The statement revives a decades-old debate over whether the two volcanic systems are connected.
"We have detected a correlation between these events at a very short time scale," scientists reported in the current issue of the journal Nature.
The scientists have long believed that Mauna Loa, the world's largest volcano, and Kilauea are connected deep beneath the Earth's surface.
But the new study suggests there is a shallow interaction between the magma systems of Mauna Loa and Kilauea, reported Peter Cervelli and Asta Miklius of the US Geological Survey's Hawaiian Volcanoes Observatory at Kilauea.
A volcano expert who did not contribute to the Hawaii study said it supports the idea that there is a shallow common magma reservoir within the volcanoes.
"We know there's ultimately a single source. This indicates that they're probably a little more complicated than that and there are interactions between their two systems," said Paul Segall, a geophysicist at Stanford University.
Mauna Loa has erupted 33 times in the last 150 years, most recently in spring 1984, when a three-week eruption sent a 16-mile lava flow toward Hilo.
The current Pu`u `O`o-Kupaianaha eruption at Kilauea began 20 years ago and ranks as the most voluminous outpouring of lava on the volcano's east rift zone in the past six centuries.
Story filed: 13:54 Wednesday 15th January 2003
Yup, 600,000 year "super-volcano' cycle.
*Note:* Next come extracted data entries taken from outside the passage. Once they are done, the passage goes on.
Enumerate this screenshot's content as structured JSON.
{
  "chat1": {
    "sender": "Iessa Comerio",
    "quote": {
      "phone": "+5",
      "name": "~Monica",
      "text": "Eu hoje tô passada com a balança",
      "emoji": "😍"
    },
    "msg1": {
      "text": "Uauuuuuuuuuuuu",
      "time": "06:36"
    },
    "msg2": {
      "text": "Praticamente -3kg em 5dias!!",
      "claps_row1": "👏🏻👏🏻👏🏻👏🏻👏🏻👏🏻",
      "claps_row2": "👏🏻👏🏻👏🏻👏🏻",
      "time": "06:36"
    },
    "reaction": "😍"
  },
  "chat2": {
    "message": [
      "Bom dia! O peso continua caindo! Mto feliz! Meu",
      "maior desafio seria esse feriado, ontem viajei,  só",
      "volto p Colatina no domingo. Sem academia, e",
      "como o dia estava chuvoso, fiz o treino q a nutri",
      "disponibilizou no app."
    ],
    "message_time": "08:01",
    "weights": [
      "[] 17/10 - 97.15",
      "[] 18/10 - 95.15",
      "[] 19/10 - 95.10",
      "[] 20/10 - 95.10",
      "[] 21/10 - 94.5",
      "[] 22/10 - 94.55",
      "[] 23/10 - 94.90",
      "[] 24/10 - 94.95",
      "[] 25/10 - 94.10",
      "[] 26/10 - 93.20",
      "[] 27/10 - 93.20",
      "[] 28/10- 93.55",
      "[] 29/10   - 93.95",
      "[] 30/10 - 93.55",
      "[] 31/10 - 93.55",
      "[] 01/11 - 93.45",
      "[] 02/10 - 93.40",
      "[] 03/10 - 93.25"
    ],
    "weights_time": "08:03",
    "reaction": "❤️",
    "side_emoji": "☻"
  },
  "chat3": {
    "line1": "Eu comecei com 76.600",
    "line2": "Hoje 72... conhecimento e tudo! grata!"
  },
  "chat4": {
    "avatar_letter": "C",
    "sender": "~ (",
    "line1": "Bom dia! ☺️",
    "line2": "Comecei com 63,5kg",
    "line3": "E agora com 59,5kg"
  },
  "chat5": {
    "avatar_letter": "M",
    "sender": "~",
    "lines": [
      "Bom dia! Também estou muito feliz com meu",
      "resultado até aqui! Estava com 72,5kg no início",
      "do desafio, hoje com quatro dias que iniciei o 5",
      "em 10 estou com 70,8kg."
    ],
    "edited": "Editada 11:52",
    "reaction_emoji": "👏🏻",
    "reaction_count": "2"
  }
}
It's 40,000 years overdue. The last time it erupted, it put six foot of ash all over Nebraska. Hmmmm
Super volcano Toba blew about 75,000 years ago and only 2,000-5,000 humans worldwide survived.
All nations would cease to exist. The biggest cause of death would be starvation.
I've given some thought to this and have concluded that the best place to be may be in the polar regions. Anything that died there would instantly freeze and could be used for food for a long time.
http://www.cdnn.info/article/tsunami/tsunami.html
Yup. Scary. I saw a program about this, and others, on one of the documentary channels.
Note: this topic is from 1/15/2003. Thanks blam.